Crise politique ou crise médiatique ?
Porte qui claque chez LR, avec dans le rôle du mari infidèle un Éric Ciotti plus comédien que jamais, et le sketch des gendarmes qui viennent le déloger. Manigances rancunières de Jean-Luc Mélenchon, hésitations chez les socialistes, états d’âme dans le camp macroniste, et tant de coups bas, de trahisons, de renoncements, de retours et de résurrections de vieux… Depuis deux semaines, nous suivons, pas à pas. , tous les rebondissements de ce qui ressemble de plus en plus à un merveilleux scénario de série Netflix ou, plus franchouillard, Baron Noir.
Toutes ces étapes ne sont pas inattendues dans une campagne politique. Mais les canons médiatiques de 2024, grâce à ce que l’on appelle, en termes journalistiques, le « live », c’est-à-dire une retransmission en temps réel des événements sur tous les sites, sont des politiques trop scénarisées. Cette manière de privilégier les résultats directs conduit à décomposer la réalité, que personne ne veut voir, en une multitude d’incidents anecdotiques. L’actualité est donc lue minute par minute, pour mieux nous tenir en haleine. A force de tout rapporter, de tout dire, de tout suivre, on perd de vue l’essentiel. Il est donc impossible de considérer le processus qui s’annonce dans son ensemble…

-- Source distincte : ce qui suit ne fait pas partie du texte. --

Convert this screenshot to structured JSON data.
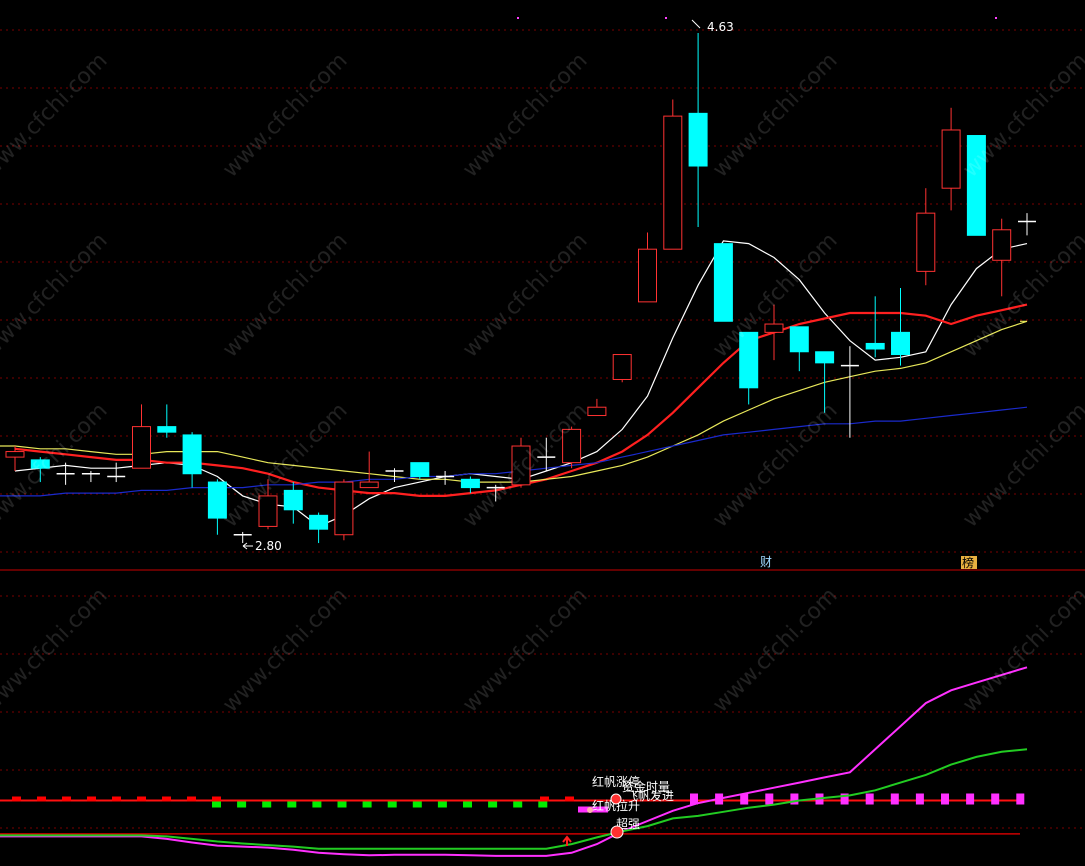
{
  "chart_data": [
    {
      "type": "candlestick",
      "labels": {
        "max_label": "4.63",
        "min_label": "2.80",
        "cai_mark": "财",
        "bang_mark": "榜"
      },
      "candles": [
        {
          "o": 3.1,
          "h": 3.14,
          "l": 3.05,
          "c": 3.12
        },
        {
          "o": 3.09,
          "h": 3.1,
          "l": 3.01,
          "c": 3.06
        },
        {
          "o": 3.04,
          "h": 3.08,
          "l": 3.0,
          "c": 3.03
        },
        {
          "o": 3.03,
          "h": 3.05,
          "l": 3.01,
          "c": 3.04
        },
        {
          "o": 3.03,
          "h": 3.08,
          "l": 3.01,
          "c": 3.03
        },
        {
          "o": 3.06,
          "h": 3.29,
          "l": 3.06,
          "c": 3.21
        },
        {
          "o": 3.21,
          "h": 3.29,
          "l": 3.17,
          "c": 3.19
        },
        {
          "o": 3.18,
          "h": 3.19,
          "l": 2.99,
          "c": 3.04
        },
        {
          "o": 3.01,
          "h": 3.02,
          "l": 2.82,
          "c": 2.88
        },
        {
          "o": 2.82,
          "h": 2.83,
          "l": 2.79,
          "c": 2.82
        },
        {
          "o": 2.85,
          "h": 3.02,
          "l": 2.84,
          "c": 2.96
        },
        {
          "o": 2.98,
          "h": 3.01,
          "l": 2.86,
          "c": 2.91
        },
        {
          "o": 2.89,
          "h": 2.9,
          "l": 2.79,
          "c": 2.84
        },
        {
          "o": 2.82,
          "h": 3.02,
          "l": 2.8,
          "c": 3.01
        },
        {
          "o": 2.99,
          "h": 3.12,
          "l": 2.99,
          "c": 3.01
        },
        {
          "o": 3.05,
          "h": 3.06,
          "l": 3.01,
          "c": 3.05
        },
        {
          "o": 3.08,
          "h": 3.08,
          "l": 3.02,
          "c": 3.03
        },
        {
          "o": 3.03,
          "h": 3.05,
          "l": 3.0,
          "c": 3.02
        },
        {
          "o": 3.02,
          "h": 3.03,
          "l": 2.97,
          "c": 2.99
        },
        {
          "o": 2.99,
          "h": 3.0,
          "l": 2.94,
          "c": 2.99
        },
        {
          "o": 3.0,
          "h": 3.17,
          "l": 2.99,
          "c": 3.14
        },
        {
          "o": 3.1,
          "h": 3.17,
          "l": 3.05,
          "c": 3.09
        },
        {
          "o": 3.08,
          "h": 3.21,
          "l": 3.06,
          "c": 3.2
        },
        {
          "o": 3.25,
          "h": 3.31,
          "l": 3.25,
          "c": 3.28
        },
        {
          "o": 3.38,
          "h": 3.47,
          "l": 3.37,
          "c": 3.47
        },
        {
          "o": 3.66,
          "h": 3.91,
          "l": 3.66,
          "c": 3.85
        },
        {
          "o": 3.85,
          "h": 4.39,
          "l": 3.85,
          "c": 4.33
        },
        {
          "o": 4.34,
          "h": 4.63,
          "l": 3.93,
          "c": 4.15
        },
        {
          "o": 3.87,
          "h": 3.87,
          "l": 3.59,
          "c": 3.59
        },
        {
          "o": 3.55,
          "h": 3.55,
          "l": 3.29,
          "c": 3.35
        },
        {
          "o": 3.55,
          "h": 3.65,
          "l": 3.45,
          "c": 3.58
        },
        {
          "o": 3.57,
          "h": 3.57,
          "l": 3.41,
          "c": 3.48
        },
        {
          "o": 3.48,
          "h": 3.48,
          "l": 3.26,
          "c": 3.44
        },
        {
          "o": 3.42,
          "h": 3.5,
          "l": 3.17,
          "c": 3.43
        },
        {
          "o": 3.51,
          "h": 3.68,
          "l": 3.46,
          "c": 3.49
        },
        {
          "o": 3.55,
          "h": 3.71,
          "l": 3.43,
          "c": 3.47
        },
        {
          "o": 3.77,
          "h": 4.07,
          "l": 3.72,
          "c": 3.98
        },
        {
          "o": 4.07,
          "h": 4.36,
          "l": 3.99,
          "c": 4.28
        },
        {
          "o": 4.26,
          "h": 4.26,
          "l": 3.9,
          "c": 3.9
        },
        {
          "o": 3.81,
          "h": 3.96,
          "l": 3.68,
          "c": 3.92
        },
        {
          "o": 3.94,
          "h": 3.98,
          "l": 3.9,
          "c": 3.95
        }
      ],
      "ma_colors": [
        "#ffffff",
        "#ff2020",
        "#e8e85a",
        "#1a2acc"
      ],
      "ma_lines": [
        [
          3.05,
          3.06,
          3.07,
          3.06,
          3.06,
          3.07,
          3.08,
          3.07,
          3.03,
          2.96,
          2.93,
          2.92,
          2.85,
          2.89,
          2.95,
          2.99,
          3.01,
          3.03,
          3.04,
          3.03,
          3.02,
          3.05,
          3.08,
          3.12,
          3.2,
          3.32,
          3.53,
          3.72,
          3.88,
          3.87,
          3.82,
          3.74,
          3.62,
          3.52,
          3.45,
          3.46,
          3.48,
          3.65,
          3.78,
          3.85,
          3.87
        ],
        [
          3.13,
          3.12,
          3.11,
          3.1,
          3.09,
          3.09,
          3.08,
          3.08,
          3.07,
          3.06,
          3.04,
          3.01,
          2.99,
          2.98,
          2.97,
          2.97,
          2.96,
          2.96,
          2.97,
          2.98,
          3.0,
          3.02,
          3.05,
          3.08,
          3.12,
          3.18,
          3.26,
          3.35,
          3.44,
          3.52,
          3.55,
          3.58,
          3.6,
          3.62,
          3.62,
          3.62,
          3.61,
          3.58,
          3.61,
          3.63,
          3.65
        ],
        [
          3.14,
          3.13,
          3.13,
          3.12,
          3.11,
          3.11,
          3.12,
          3.12,
          3.12,
          3.1,
          3.08,
          3.07,
          3.06,
          3.05,
          3.04,
          3.03,
          3.02,
          3.02,
          3.01,
          3.01,
          3.01,
          3.02,
          3.03,
          3.05,
          3.07,
          3.1,
          3.14,
          3.18,
          3.23,
          3.27,
          3.31,
          3.34,
          3.37,
          3.39,
          3.41,
          3.42,
          3.44,
          3.48,
          3.52,
          3.56,
          3.59
        ],
        [
          2.96,
          2.96,
          2.97,
          2.97,
          2.97,
          2.98,
          2.98,
          2.99,
          2.99,
          2.99,
          3.0,
          3.0,
          3.01,
          3.01,
          3.02,
          3.02,
          3.03,
          3.03,
          3.04,
          3.04,
          3.05,
          3.06,
          3.07,
          3.08,
          3.1,
          3.12,
          3.14,
          3.16,
          3.18,
          3.19,
          3.2,
          3.21,
          3.22,
          3.22,
          3.23,
          3.23,
          3.24,
          3.25,
          3.26,
          3.27,
          3.28
        ]
      ],
      "y_range": [
        2.7,
        4.72
      ]
    },
    {
      "type": "line",
      "annotations": [
        "红帆涨停",
        "资金时量",
        "飞帆发进",
        "红帆拉升",
        "超强"
      ],
      "series": [
        {
          "color": "#ff30ff",
          "values": [
            5.0,
            5.0,
            5.0,
            5.0,
            5.0,
            5.0,
            4.5,
            3.8,
            3.2,
            3.0,
            2.8,
            2.4,
            1.8,
            1.5,
            1.3,
            1.4,
            1.4,
            1.4,
            1.3,
            1.2,
            1.2,
            1.2,
            1.8,
            3.5,
            6.0,
            8.0,
            10.0,
            11.5,
            12.5,
            13.5,
            14.5,
            15.5,
            16.5,
            17.5,
            22.0,
            26.5,
            31.0,
            33.5,
            35.0,
            36.5,
            38.0
          ]
        },
        {
          "color": "#22cc22",
          "values": [
            5.2,
            5.2,
            5.2,
            5.2,
            5.2,
            5.2,
            5.0,
            4.5,
            4.0,
            3.6,
            3.3,
            3.0,
            2.6,
            2.6,
            2.6,
            2.6,
            2.6,
            2.6,
            2.6,
            2.6,
            2.6,
            2.6,
            3.5,
            4.8,
            6.0,
            7.0,
            8.5,
            9.0,
            9.8,
            10.6,
            11.2,
            12.0,
            12.5,
            13.0,
            14.0,
            15.5,
            17.0,
            19.0,
            20.5,
            21.5,
            22.0
          ]
        }
      ],
      "bars": [
        {
          "color": "#ff0000",
          "count": 23
        },
        {
          "color": "#00ee00",
          "count": 14
        },
        {
          "color": "#ff30ff",
          "count": 14
        }
      ],
      "red_lines": [
        12.0,
        5.5
      ],
      "y_range": [
        0,
        56
      ]
    }
  ],
  "watermark": "www.cfchi.com"
}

Il faudra un jour faire le point sur ce que la crise démocratique actuelle doit aux nouvelles règles d’un système médiatique qui transforme le journalisme en histoire immédiate, privilégiant le choc et le spectaculaire, pour attirer les audiences. Parce qu’il n’y a pas que ces « vies » incessantes. On pourrait aussi analyser les prises de pouvoir sur les réseaux sociaux : on a beaucoup dit que le leader du Rassemblement national Jordan Bardella avait fait une partie de son succès grâce à son audience sur TikTok. En face, paniqués, les influenceurs ont lancé la contre-offensive pour mettre en avant des personnalités de gauche sur ces mêmes réseaux. Mais pour quel débat ? Chacun est dans son silo, ce qui ne convainc que les convaincus.
Diviser pour captiver
On a vu, lors de la campagne de Donald Trump, comment ce genre de pratiques pouvait opposer des communautés virtuelles qui, par la magie des réseaux, ne se rencontrent jamais vraiment. On pourrait aussi citer une économie de l’information dont les yeux sont rivés sur ses audiences numériques, et qui a tout intérêt à privilégier ce qui fait polémique, ou « duel » pour utiliser un formulaire qui était utilisé lors des européennes.
Les journalistes ont ainsi convenu, comme événement majeur de cette campagne européenne, de mettre face à face la tête du Rassemblement national et le Premier ministre, oubliant que ces élections européennes étaient basées sur la représentation proportionnelle avec pluralité de listes et tête de liste. N’est-ce pas contraire aux règles du débat démocratique et, plus simplement, aux éléments de déontologie journalistique que nous sommes censés apprendre dans nos écoles ?
Le pari risqué du Président de la République a fait entrer le pays dans une forme d’excitation irrationnelle. Le système médiatique avec son accélération vertigineuse l’amplifie dangereusement. Le fait que de riches investisseurs soient désormais prêts à perdre de l’argent en achetant des médias devrait nous alerter encore plus. Sous nos yeux consternés, la politique, cette chose précieuse qui devrait normalement permettre d’élaborer un projet collectif à long terme, s’effondre et se décompose. De quoi ouvrir la voie à ces nouvelles formes de régime que l’on appelle démocraties.